Every week, new original films debut on Netflix, Hulu, and other digital services, often films with modest budgets and limited fanfare. Cinemastream is Vox’s series highlighting the most notable of these premieres, in an ongoing effort to keep interesting and easily accessible new films on your radar.
The premise: South Mountain is the wise, sometimes bitter, sometimes overwhelmingly emotional tale of a woman learning to fall out of love.
What it’s about: Easily one of my favorite films that I saw at a film festival in 2019, South Mountain is the tale of Lila (Talia Balsam), an art teacher who lives in the Catskills with her husband Edgar (Scott Cohen) and their teenage children. Life is tranquil there. It feels like the kind of paradise you hope you’ll attain after years of hard work and child-rearing: not extravagant, but luxurious in its domesticity.

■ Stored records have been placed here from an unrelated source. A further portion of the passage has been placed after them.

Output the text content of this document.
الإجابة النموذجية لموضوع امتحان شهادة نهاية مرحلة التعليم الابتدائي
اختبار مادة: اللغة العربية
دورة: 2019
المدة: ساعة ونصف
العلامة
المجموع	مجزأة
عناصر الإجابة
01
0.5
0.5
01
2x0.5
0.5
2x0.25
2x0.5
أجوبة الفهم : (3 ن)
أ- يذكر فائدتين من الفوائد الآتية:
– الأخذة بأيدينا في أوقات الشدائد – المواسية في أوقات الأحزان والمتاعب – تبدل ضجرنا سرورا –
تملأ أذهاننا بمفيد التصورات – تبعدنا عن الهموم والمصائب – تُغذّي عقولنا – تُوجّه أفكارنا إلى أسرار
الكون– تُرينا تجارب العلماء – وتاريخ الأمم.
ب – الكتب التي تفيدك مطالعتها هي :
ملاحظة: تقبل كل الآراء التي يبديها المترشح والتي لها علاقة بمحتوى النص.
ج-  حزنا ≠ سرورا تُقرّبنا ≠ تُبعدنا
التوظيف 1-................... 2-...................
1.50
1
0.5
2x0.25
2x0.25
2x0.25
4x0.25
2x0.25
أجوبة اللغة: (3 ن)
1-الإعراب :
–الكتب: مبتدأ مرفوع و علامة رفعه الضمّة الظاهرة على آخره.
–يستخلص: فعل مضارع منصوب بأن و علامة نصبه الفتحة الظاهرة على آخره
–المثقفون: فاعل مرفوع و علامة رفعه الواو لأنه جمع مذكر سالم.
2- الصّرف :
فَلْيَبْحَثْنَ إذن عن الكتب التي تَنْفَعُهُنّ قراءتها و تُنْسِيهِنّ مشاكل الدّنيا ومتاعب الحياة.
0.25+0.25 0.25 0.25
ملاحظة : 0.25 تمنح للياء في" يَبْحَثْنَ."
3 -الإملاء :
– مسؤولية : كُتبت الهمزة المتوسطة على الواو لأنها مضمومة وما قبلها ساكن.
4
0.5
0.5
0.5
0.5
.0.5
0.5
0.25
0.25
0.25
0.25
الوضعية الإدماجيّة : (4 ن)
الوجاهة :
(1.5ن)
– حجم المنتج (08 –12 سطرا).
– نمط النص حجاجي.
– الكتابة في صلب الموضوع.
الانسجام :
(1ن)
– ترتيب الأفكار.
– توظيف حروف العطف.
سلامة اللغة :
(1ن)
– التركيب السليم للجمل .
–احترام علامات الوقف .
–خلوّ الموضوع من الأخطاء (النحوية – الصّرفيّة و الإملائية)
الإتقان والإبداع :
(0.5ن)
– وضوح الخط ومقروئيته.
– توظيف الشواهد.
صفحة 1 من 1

But Edgar is harboring a secret, something we realize early on when he sneaks away from a family gathering to watch over FaceTime as a younger woman gives birth to his child. Soon, Lila and Edgar’s marriage is unraveling, in a manner that’s both angry and so matter-of-fact that it seems evident they both knew this would happen eventually.
Edgar leaves. And Lila, faced with a new sense of freedom, is forced to reckon with both what she believes about herself and how she might want to live now.

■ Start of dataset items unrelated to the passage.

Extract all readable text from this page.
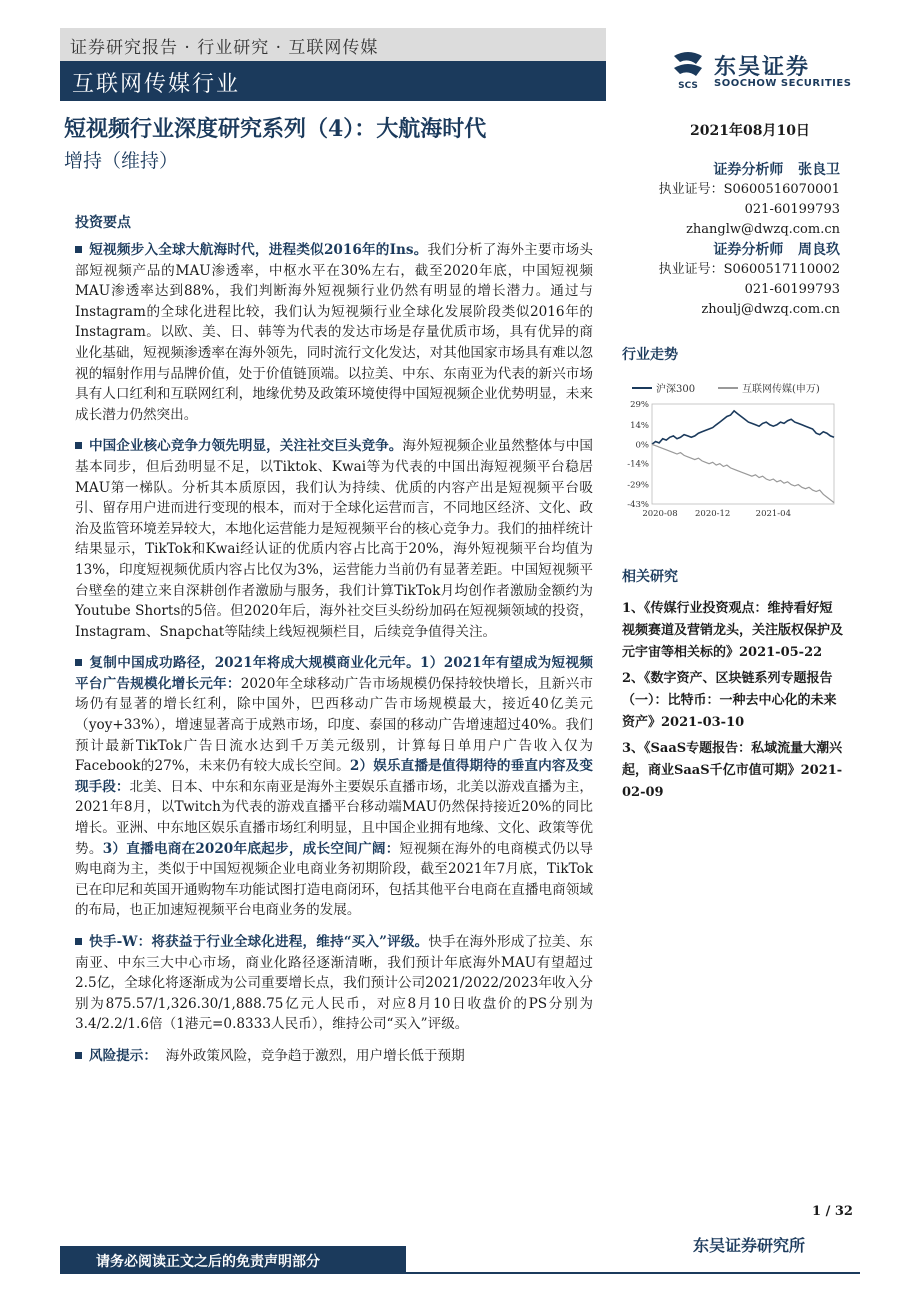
证券研究报告 · 行业研究 · 互联网传媒
互联网传媒行业	SCS
东吴证券
SOOCHOW SECURITIES
短视频行业深度研究系列（4）：大航海时代	2021年08月10日
增持（维持）	证券分析师 张良卫
执业证号：S0600516070001
021-60199793
zhanglw@dwzq.com.cn
证券分析师 周良玖
执业证号：S0600517110002
021-60199793
zhoulj@dwzq.com.cn
投资要点

短视频步入全球大航海时代，进程类似2016年的Ins。我们分析了海外主要市场头部短视频产品的MAU渗透率，中枢水平在30%左右，截至2020年底，中国短视频MAU渗透率达到88%，我们判断海外短视频行业仍然有明显的增长潜力。通过与Instagram的全球化进程比较，我们认为短视频行业全球化发展阶段类似2016年的Instagram。以欧、美、日、韩等为代表的发达市场是存量优质市场，具有优异的商业化基础，短视频渗透率在海外领先，同时流行文化发达，对其他国家市场具有难以忽视的辐射作用与品牌价值，处于价值链顶端。以拉美、中东、东南亚为代表的新兴市场具有人口红利和互联网红利，地缘优势及政策环境使得中国短视频企业优势明显，未来成长潜力仍然突出。

中国企业核心竞争力领先明显，关注社交巨头竞争。海外短视频企业虽然整体与中国基本同步，但后劲明显不足，以Tiktok、Kwai等为代表的中国出海短视频平台稳居MAU第一梯队。分析其本质原因，我们认为持续、优质的内容产出是短视频平台吸引、留存用户进而进行变现的根本，而对于全球化运营而言，不同地区经济、文化、政治及监管环境差异较大，本地化运营能力是短视频平台的核心竞争力。我们的抽样统计结果显示，TikTok和Kwai经认证的优质内容占比高于20%，海外短视频平台均值为13%，印度短视频优质内容占比仅为3%，运营能力当前仍有显著差距。中国短视频平台壁垒的建立来自深耕创作者激励与服务，我们计算TikTok月均创作者激励金额约为Youtube Shorts的5倍。但2020年后，海外社交巨头纷纷加码在短视频领域的投资，Instagram、Snapchat等陆续上线短视频栏目，后续竞争值得关注。

复制中国成功路径，2021年将成大规模商业化元年。1）2021年有望成为短视频平台广告规模化增长元年：2020年全球移动广告市场规模仍保持较快增长，且新兴市场仍有显著的增长红利，除中国外，巴西移动广告市场规模最大，接近40亿美元（yoy+33%），增速显著高于成熟市场，印度、泰国的移动广告增速超过40%。我们预计最新TikTok广告日流水达到千万美元级别，计算每日单用户广告收入仅为Facebook的27%，未来仍有较大成长空间。2）娱乐直播是值得期待的垂直内容及变现手段：北美、日本、中东和东南亚是海外主要娱乐直播市场，北美以游戏直播为主，2021年8月，以Twitch为代表的游戏直播平台移动端MAU仍然保持接近20%的同比增长。亚洲、中东地区娱乐直播市场红利明显，且中国企业拥有地缘、文化、政策等优势。3）直播电商在2020年底起步，成长空间广阔：短视频在海外的电商模式仍以导购电商为主，类似于中国短视频企业电商业务初期阶段，截至2021年7月底，TikTok已在印尼和英国开通购物车功能试图打造电商闭环，包括其他平台电商在直播电商领域的布局，也正加速短视频平台电商业务的发展。

快手-W：将获益于行业全球化进程，维持“买入”评级。快手在海外形成了拉美、东南亚、中东三大中心市场，商业化路径逐渐清晰，我们预计年底海外MAU有望超过2.5亿，全球化将逐渐成为公司重要增长点，我们预计公司2021/2022/2023年收入分别为875.57/1,326.30/1,888.75亿元人民币，对应8月10日收盘价的PS分别为3.4/2.2/1.6倍（1港元=0.8333人民币），维持公司“买入”评级。

风险提示： 海外政策风险，竞争趋于激烈，用户增长低于预期

行业走势
沪深300	互联网传媒(申万)
29%
14%
0%
-14%
-29%
-43%
2020-08 2020-12	2021-04
相关研究

1、《传媒行业投资观点：维持看好短视频赛道及营销龙头，关注版权保护及元宇宙等相关标的》2021-05-22

2、《数字资产、区块链系列专题报告（一）：比特币：一种去中心化的未来资产》2021-03-10

3、《SaaS专题报告：私域流量大潮兴起，商业SaaS千亿市值可期》2021-02-09

1 / 32
东吴证券研究所
请务必阅读正文之后的免责声明部分
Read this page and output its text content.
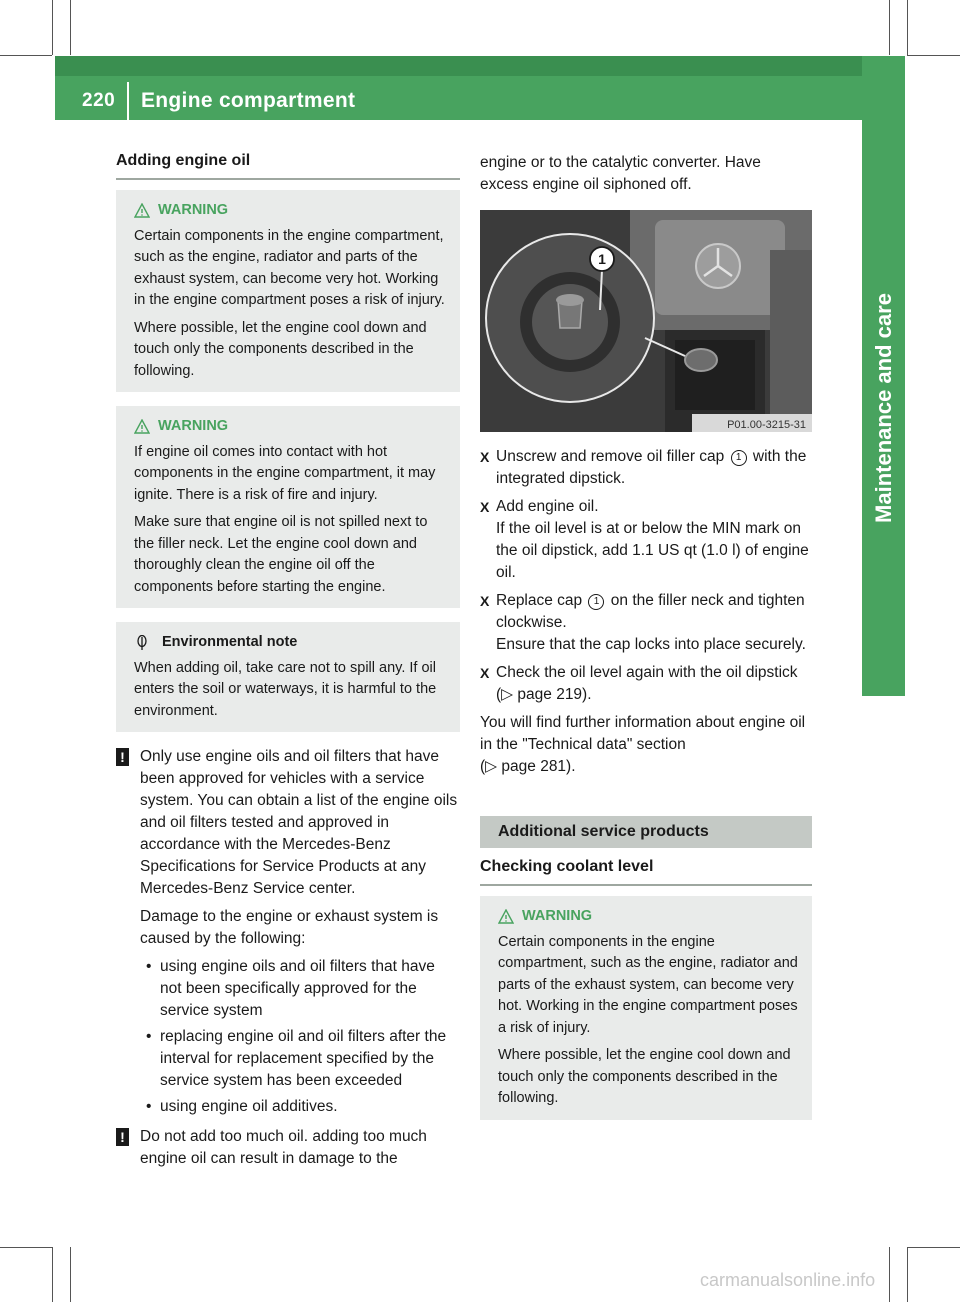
220 Engine compartment
Maintenance and care
Adding engine oil
WARNING

Certain components in the engine compartment, such as the engine, radiator and parts of the exhaust system, can become very hot. Working in the engine compartment poses a risk of injury.

Where possible, let the engine cool down and touch only the components described in the following.

WARNING

If engine oil comes into contact with hot components in the engine compartment, it may ignite. There is a risk of fire and injury.

Make sure that engine oil is not spilled next to the filler neck. Let the engine cool down and thoroughly clean the engine oil off the components before starting the engine.

Environmental note

When adding oil, take care not to spill any. If oil enters the soil or waterways, it is harmful to the environment.

! Only use engine oils and oil filters that have been approved for vehicles with a service system. You can obtain a list of the engine oils and oil filters tested and approved in accordance with the Mercedes-Benz Specifications for Service Products at any Mercedes-Benz Service center.

Damage to the engine or exhaust system is caused by the following:

• using engine oils and oil filters that have not been specifically approved for the service system
• replacing engine oil and oil filters after the interval for replacement specified by the service system has been exceeded
• using engine oil additives.
! Do not add too much oil. adding too much engine oil can result in damage to the

engine or to the catalytic converter. Have excess engine oil siphoned off.

1
P01.00-3215-31
X Unscrew and remove oil filler cap 1 with the integrated dipstick.
X Add engine oil.
If the oil level is at or below the MIN mark on the oil dipstick, add 1.1 US qt (1.0 l) of engine oil.
X Replace cap 1 on the filler neck and tighten clockwise.
Ensure that the cap locks into place securely.
X Check the oil level again with the oil dipstick (▷ page 219).

You will find further information about engine oil in the "Technical data" section
(▷ page 281).

Additional service products
Checking coolant level
WARNING

Certain components in the engine compartment, such as the engine, radiator and parts of the exhaust system, can become very hot. Working in the engine compartment poses a risk of injury.

Where possible, let the engine cool down and touch only the components described in the following.

carmanualsonline.info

South Mountain is a bit like a coming-of-age film for middle age. Each scene is exquisitely simple but vibrantly alive; director and writer Hilary Brougher has crafted a world in which nothing is cleanly resolved but a future is still possible. Lila’s moments of realization about her life so far, her identity, and what she values come in between the basic moments of living — drinking tea, thinking about things she needs to do around the house, figuring out where to hold on and where to let go. As Lila’s sense of self shifts, almost imperceptibly, Balsam’s performance lets us in on her moods, her emotions, her rediscovery of what she wants and, even, moments of delicious revenge.

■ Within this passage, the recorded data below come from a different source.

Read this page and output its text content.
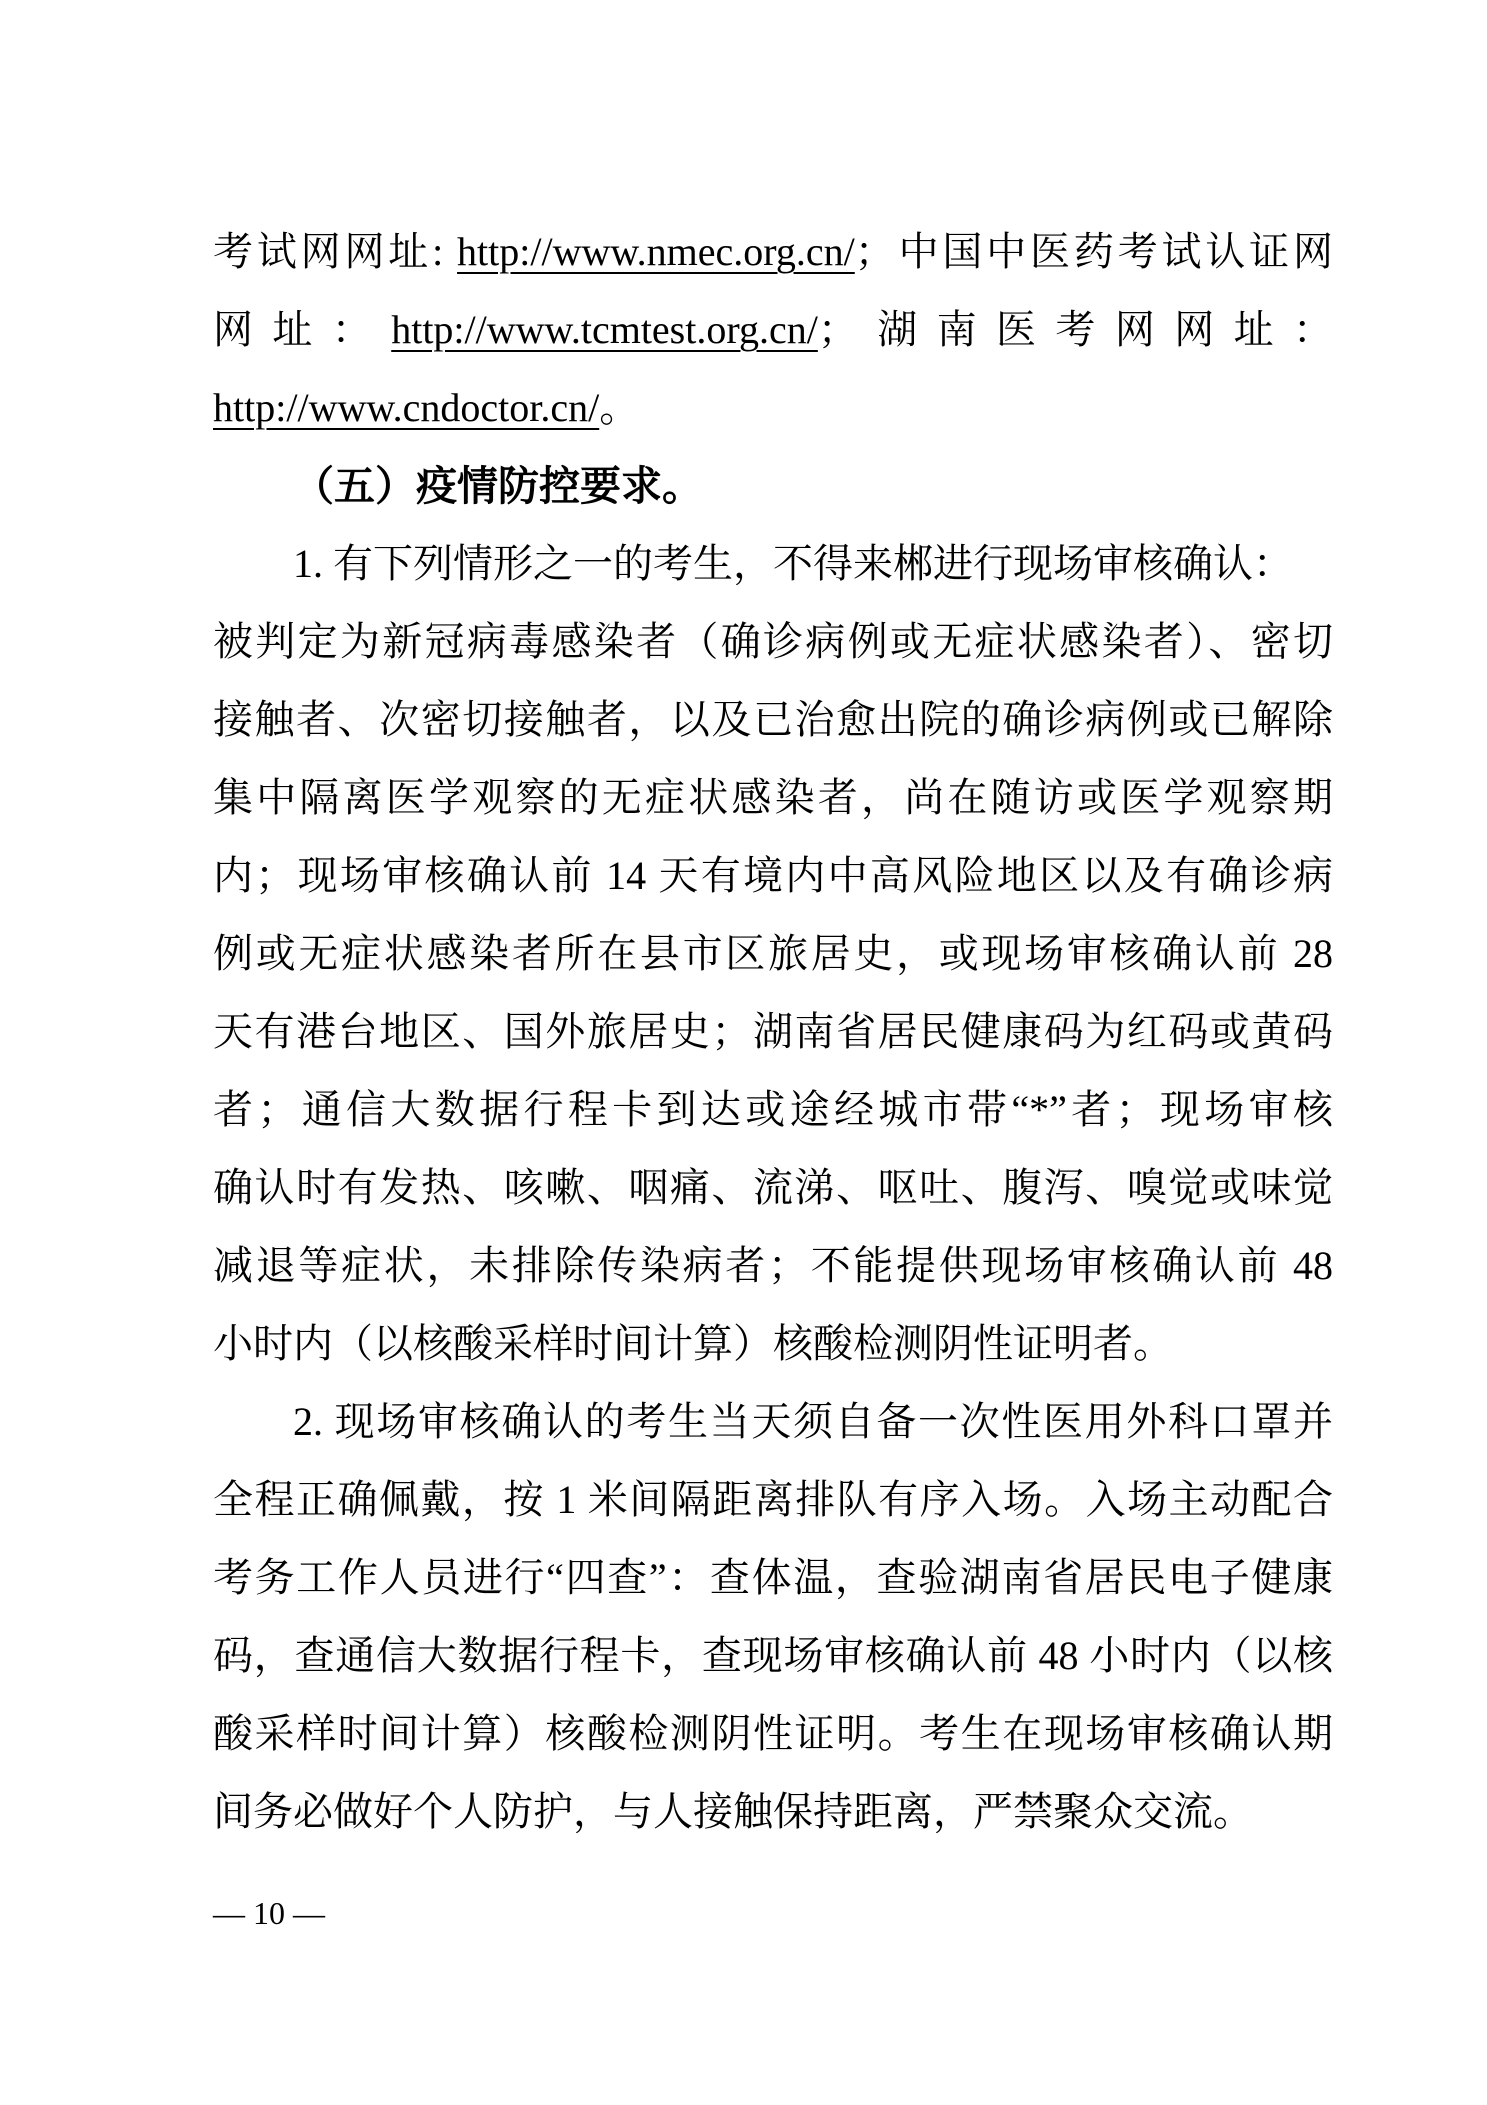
考试网网址: http://www.nmec.org.cn/；中国中医药考试认证网
网址：http://www.tcmtest.org.cn/；湖南医考网网址：
http://www.cndoctor.cn/。
（五）疫情防控要求。
1. 有下列情形之一的考生，不得来郴进行现场审核确认：
被判定为新冠病毒感染者（确诊病例或无症状感染者）、密切
接触者、次密切接触者，以及已治愈出院的确诊病例或已解除
集中隔离医学观察的无症状感染者，尚在随访或医学观察期
内；现场审核确认前 14 天有境内中高风险地区以及有确诊病
例或无症状感染者所在县市区旅居史，或现场审核确认前 28
天有港台地区、国外旅居史；湖南省居民健康码为红码或黄码
者；通信大数据行程卡到达或途经城市带“*”者；现场审核
确认时有发热、咳嗽、咽痛、流涕、呕吐、腹泻、嗅觉或味觉
减退等症状，未排除传染病者；不能提供现场审核确认前 48
小时内（以核酸采样时间计算）核酸检测阴性证明者。
2. 现场审核确认的考生当天须自备一次性医用外科口罩并
全程正确佩戴，按 1 米间隔距离排队有序入场。入场主动配合
考务工作人员进行“四查”：查体温，查验湖南省居民电子健康
码，查通信大数据行程卡，查现场审核确认前 48 小时内（以核
酸采样时间计算）核酸检测阴性证明。考生在现场审核确认期
间务必做好个人防护，与人接触保持距离，严禁聚众交流。
— 10 —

Nothing in South Mountain seems contrived or forced. It’s a lived-in movie, mostly filmed in one location. The strictures of a small budget work in South Mountain’s favor; instead of being slick and shiny, it lets us feel like we’re right there in the house, and thus makes Lila’s emotions feel immediate — her anger, her sadness, her exhilaration. It’s as if you’re watching live theater.
South Mountain is a wise movie, too. None of us escapes an occasional forced confrontation with what we thought was true about the world, even if the details are different for everyone. We all are faced with a mirror that reveals our true selves, once in a while. South Mountain suggests that the moments that break us can also give us the space and excuse to grow and re-mold ourselves in new ways. There’s joy in those broken spaces.
Critical reception: South Mountain earned positive reviews from critics following its festival run in 2019. At Indiewire, Eric Kohn writes that “South Mountain begs to be met on its own terms, and on that level, hits every relevant mark. Its final image, of the yawning mountain landscape, provides a cogent reminder that even the bleakest tales of heartbreak and loneliness are dwarfed by nature’s incessant grandeur.”